Earlier this summer, I participated in Convergence 2013 in Paris with Christian Frisch, cofounder and CTO of Data Publica. In our session, we discussed the evolution of open data programs looking at the changing goals of cities and other public sector organizations as well as the persistent challenges they face. 

The momentum for open government and open data has certainly grown over the past few years. The initial push for open data was to know exactly where the government was spending money. With the economic downturn of 2008, that was imperative — and still is. In the US, USAspending.gov and Recovery.gov published government budgets and allocation of spending from the US Recovery Act. In the UK, Where Does My Money Go? similarly publishes government spending by department and region. Yet open data does more than increase transparency and accountability. We’ve seen some great strides in civic innovation — new apps for finding out when the bus is coming or where the nearest toilets are. Open data generates business innovation as well — new lines of business for existing companies and new startup businesses in a wide range of industries from healthcare to real estate to financial services. 

But one of the persistent challenges for organizations is in how they can use the data they are collecting and publishing through their open data programs to improve operations and for long-term planning and policy decisions. In a recent Palo Alto city council meeting, the city CIO presented his IT strategy, including the progress made on transparency through their open data portal. One of the questions from the council was about the actual use of data. “How do you help us with data for effective decision-making?” The response was simply “not yet.” But the imperative is clear: Incorporate the data into operations and link open data with broader data governance and business intelligence initiatives. Fortunately, “not yet” doesn’t need to be that far off.  

My recent report, Getting The Most Out Of Open Data, discusses the role of data facilitators who clean and prepare data, as well as publish it in various formats to be consumed by the end user, either public or businesses in the private sector. Many flavors of these data facilitators have emerged to fill the gaps for cities (or other organizations). The city of Palo Alto uses the Junar Open Data Platform with API access to facilitate use of the data. Socrata, widely used by larger cities, provides open data infrastructure that offers performance management, GovStat.  

But the Holy Grail is not just to publish the data, or go back and look at the data to see how you did, but to really use the data in real time to make decisions that affect people’s lives.

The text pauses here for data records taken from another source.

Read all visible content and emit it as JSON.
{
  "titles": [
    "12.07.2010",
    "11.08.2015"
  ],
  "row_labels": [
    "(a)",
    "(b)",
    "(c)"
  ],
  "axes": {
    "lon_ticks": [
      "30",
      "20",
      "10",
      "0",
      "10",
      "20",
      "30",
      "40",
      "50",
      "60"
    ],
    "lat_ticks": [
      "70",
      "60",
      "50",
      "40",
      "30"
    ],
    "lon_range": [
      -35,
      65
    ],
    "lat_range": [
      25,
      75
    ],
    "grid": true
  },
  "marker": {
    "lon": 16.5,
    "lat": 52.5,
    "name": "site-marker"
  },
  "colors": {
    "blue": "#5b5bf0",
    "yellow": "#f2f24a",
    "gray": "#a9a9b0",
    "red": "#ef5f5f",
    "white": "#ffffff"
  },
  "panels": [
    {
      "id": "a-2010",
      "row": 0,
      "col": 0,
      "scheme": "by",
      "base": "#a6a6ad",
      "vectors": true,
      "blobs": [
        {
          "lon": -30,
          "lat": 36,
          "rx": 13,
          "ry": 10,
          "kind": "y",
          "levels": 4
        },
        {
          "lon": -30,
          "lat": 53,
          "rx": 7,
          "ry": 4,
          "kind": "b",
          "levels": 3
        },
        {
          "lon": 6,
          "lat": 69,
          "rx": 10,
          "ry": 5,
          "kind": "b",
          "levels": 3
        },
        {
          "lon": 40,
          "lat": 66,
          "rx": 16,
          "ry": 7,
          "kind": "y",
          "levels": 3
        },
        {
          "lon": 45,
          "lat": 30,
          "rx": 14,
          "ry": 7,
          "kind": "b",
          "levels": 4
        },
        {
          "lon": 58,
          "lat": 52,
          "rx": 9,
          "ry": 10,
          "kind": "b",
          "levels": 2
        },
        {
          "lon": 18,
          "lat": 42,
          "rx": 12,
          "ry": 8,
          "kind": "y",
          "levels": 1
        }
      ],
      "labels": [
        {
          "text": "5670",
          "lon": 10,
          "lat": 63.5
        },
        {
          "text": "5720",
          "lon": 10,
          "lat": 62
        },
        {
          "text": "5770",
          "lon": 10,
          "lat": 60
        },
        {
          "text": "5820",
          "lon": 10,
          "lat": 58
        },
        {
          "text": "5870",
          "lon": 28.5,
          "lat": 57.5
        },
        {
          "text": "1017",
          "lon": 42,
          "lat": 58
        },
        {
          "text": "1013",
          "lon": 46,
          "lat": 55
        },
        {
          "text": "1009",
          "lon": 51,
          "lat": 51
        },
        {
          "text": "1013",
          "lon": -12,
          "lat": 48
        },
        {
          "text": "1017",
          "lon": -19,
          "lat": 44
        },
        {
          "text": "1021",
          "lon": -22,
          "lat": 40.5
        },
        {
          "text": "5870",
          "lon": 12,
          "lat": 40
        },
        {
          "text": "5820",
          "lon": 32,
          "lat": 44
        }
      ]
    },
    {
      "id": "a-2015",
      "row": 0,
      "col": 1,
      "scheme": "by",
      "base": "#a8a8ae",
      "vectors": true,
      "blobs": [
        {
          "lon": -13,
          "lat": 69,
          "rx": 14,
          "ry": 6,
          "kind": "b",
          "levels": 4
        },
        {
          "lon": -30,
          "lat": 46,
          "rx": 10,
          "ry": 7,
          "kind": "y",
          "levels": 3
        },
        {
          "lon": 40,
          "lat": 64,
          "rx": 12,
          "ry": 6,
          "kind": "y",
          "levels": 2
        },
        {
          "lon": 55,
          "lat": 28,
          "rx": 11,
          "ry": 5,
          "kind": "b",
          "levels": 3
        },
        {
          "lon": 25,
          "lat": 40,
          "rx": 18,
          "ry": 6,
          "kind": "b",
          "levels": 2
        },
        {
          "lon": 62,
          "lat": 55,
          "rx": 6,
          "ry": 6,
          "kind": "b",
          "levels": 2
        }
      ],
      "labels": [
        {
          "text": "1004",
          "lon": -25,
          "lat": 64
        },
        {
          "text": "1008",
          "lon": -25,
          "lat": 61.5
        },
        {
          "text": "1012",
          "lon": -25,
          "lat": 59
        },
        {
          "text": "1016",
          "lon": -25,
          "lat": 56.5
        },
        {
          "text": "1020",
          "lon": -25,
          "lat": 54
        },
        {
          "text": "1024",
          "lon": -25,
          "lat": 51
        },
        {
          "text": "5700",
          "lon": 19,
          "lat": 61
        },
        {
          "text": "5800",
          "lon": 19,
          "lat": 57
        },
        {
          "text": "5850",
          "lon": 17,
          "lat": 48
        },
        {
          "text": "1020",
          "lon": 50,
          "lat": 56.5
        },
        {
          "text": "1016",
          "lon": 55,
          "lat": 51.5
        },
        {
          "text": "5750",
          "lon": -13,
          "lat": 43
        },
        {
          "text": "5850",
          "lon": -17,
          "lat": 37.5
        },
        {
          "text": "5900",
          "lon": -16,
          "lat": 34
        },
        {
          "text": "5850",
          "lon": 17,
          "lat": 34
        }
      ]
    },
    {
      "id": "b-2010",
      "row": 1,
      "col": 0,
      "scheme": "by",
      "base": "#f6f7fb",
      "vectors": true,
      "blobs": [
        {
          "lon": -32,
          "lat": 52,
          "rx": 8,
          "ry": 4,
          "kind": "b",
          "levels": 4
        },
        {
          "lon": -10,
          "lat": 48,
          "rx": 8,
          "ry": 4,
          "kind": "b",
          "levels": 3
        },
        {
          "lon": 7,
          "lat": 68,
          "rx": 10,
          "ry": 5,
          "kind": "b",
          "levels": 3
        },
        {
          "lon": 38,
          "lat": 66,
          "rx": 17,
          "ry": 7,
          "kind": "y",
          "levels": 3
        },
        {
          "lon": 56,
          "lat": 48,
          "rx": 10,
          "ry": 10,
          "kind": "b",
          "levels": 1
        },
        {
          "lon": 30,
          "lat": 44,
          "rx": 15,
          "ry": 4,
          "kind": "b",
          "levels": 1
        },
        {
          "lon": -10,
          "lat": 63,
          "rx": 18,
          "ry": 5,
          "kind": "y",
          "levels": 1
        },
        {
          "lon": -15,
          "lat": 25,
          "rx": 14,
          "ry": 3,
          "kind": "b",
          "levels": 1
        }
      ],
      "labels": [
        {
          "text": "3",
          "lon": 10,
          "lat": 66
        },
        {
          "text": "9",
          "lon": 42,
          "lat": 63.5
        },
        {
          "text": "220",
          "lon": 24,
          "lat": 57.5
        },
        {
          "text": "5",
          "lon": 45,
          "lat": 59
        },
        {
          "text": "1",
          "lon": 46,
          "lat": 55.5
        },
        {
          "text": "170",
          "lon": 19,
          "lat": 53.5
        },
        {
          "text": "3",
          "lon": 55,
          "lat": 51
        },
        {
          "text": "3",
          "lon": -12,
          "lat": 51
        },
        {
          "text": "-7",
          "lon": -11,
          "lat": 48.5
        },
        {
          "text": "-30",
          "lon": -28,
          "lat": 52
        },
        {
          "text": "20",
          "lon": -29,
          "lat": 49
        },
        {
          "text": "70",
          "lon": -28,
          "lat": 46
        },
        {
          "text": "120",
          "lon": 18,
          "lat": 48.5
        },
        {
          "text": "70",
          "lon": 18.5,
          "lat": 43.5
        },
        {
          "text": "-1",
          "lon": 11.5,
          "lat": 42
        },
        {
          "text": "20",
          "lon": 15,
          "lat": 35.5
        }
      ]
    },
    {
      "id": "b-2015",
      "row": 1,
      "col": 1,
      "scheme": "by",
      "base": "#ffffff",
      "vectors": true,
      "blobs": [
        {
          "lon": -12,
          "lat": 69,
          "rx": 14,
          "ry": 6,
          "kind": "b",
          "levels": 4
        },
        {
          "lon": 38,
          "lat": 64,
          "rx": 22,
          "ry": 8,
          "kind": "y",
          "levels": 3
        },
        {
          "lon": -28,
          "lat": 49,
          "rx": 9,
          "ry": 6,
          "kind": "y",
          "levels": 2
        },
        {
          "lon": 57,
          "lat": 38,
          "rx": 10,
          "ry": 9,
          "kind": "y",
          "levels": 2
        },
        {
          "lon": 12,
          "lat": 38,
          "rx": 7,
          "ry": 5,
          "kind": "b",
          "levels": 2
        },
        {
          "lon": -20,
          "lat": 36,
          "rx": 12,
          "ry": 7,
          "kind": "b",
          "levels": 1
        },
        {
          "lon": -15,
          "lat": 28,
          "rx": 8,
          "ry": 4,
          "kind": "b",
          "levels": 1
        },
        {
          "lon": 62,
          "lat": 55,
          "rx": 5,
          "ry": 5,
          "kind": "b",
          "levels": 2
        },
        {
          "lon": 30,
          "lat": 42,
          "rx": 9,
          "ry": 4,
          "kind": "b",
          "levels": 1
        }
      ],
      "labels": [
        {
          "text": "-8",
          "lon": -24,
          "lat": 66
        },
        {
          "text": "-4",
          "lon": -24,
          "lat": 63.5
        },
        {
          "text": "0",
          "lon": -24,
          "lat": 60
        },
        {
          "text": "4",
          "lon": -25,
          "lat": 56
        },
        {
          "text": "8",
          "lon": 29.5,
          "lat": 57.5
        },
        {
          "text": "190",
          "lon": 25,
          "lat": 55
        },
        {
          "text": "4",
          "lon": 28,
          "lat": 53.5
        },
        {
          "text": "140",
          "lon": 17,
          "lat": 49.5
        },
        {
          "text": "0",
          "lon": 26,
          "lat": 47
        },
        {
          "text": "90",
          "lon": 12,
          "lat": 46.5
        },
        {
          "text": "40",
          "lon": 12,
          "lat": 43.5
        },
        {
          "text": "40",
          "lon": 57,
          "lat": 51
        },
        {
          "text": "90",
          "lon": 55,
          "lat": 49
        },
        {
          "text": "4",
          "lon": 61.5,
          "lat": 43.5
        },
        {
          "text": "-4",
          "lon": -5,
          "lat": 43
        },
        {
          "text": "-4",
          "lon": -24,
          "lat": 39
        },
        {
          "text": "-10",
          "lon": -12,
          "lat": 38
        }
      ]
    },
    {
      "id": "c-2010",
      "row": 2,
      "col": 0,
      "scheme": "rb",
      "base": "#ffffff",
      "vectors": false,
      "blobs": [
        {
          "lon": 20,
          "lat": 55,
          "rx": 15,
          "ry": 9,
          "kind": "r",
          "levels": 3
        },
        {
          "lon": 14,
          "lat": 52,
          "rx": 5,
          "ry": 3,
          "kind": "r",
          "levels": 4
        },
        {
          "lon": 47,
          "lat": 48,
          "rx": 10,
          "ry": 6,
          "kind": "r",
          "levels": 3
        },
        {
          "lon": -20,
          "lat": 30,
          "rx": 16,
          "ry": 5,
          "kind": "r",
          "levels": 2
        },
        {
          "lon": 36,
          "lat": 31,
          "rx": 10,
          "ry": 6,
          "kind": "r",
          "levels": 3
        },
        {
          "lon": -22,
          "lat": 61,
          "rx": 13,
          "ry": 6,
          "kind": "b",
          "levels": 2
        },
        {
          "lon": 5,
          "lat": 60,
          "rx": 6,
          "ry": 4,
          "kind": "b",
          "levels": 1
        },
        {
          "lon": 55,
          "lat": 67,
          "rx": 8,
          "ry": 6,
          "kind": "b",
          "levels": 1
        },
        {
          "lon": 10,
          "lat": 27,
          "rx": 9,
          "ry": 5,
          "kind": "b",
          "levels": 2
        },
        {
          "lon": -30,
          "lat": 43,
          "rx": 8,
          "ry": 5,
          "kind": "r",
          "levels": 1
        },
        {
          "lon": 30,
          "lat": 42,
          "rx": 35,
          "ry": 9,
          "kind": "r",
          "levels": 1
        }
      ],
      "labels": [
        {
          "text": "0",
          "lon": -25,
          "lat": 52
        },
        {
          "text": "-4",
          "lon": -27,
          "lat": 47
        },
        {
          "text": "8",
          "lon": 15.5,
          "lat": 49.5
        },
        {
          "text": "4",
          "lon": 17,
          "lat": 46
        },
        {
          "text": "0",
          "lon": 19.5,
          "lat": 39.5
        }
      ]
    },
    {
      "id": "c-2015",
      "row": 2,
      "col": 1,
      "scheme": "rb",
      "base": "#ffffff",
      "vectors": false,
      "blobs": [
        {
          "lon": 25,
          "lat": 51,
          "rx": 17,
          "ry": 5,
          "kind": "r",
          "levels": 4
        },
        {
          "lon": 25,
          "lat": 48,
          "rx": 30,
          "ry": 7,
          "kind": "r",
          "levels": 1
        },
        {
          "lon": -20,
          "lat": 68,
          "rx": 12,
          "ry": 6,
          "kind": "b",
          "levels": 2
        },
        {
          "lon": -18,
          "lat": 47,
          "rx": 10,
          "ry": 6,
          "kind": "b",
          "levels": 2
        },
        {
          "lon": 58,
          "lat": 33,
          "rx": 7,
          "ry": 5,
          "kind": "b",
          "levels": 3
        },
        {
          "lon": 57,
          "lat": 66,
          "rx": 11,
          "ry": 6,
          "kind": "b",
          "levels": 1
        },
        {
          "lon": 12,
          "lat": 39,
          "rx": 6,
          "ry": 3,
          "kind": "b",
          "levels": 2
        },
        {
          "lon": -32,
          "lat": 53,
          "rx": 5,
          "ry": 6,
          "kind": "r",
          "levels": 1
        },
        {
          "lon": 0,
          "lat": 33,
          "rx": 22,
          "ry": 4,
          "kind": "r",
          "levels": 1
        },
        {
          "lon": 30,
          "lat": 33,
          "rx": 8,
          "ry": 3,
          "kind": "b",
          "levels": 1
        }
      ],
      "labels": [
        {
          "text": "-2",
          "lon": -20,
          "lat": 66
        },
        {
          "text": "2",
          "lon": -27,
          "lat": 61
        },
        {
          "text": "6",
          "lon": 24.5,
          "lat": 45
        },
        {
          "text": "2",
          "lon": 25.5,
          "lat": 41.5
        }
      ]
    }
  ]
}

At an open house I attended earlier this summer at the IBM Research Labs in Dublin, demos of IBM’s Smarter Care solution provided a great example of incorporating data into processes in order to improve the outcomes. In one scenario, a newly single mother needs to find housing with convenient access to transportation networks that will allow her son to get to school and her to get to work. Fortunately, the social services agency uses Curam Social Services Platform with its Spatial Recommender. The client identifies the locations that she will need to get to easily across the city: her work, her child's school, her child's current foster parents' home (see below: panel 1). The system pulls data on available housing units across the city (panel 2) and can identify optimized housing options based on distance to work and school and taking into account access to public transportation (panel 3). While this scenario may seem simplistic, without access to housing and transportation data, the choice of social housing would be more difficult. This example illustrates how data can facilitate the process of providing social housing and improve the outcome for the client.

Successful data programs will consider not only publishing data, reviewing it for performance management, and using it to forecast and plan but will also prioritize using data in real time to improve social and business outcomes. That is what Forrester calls adaptive intelligence.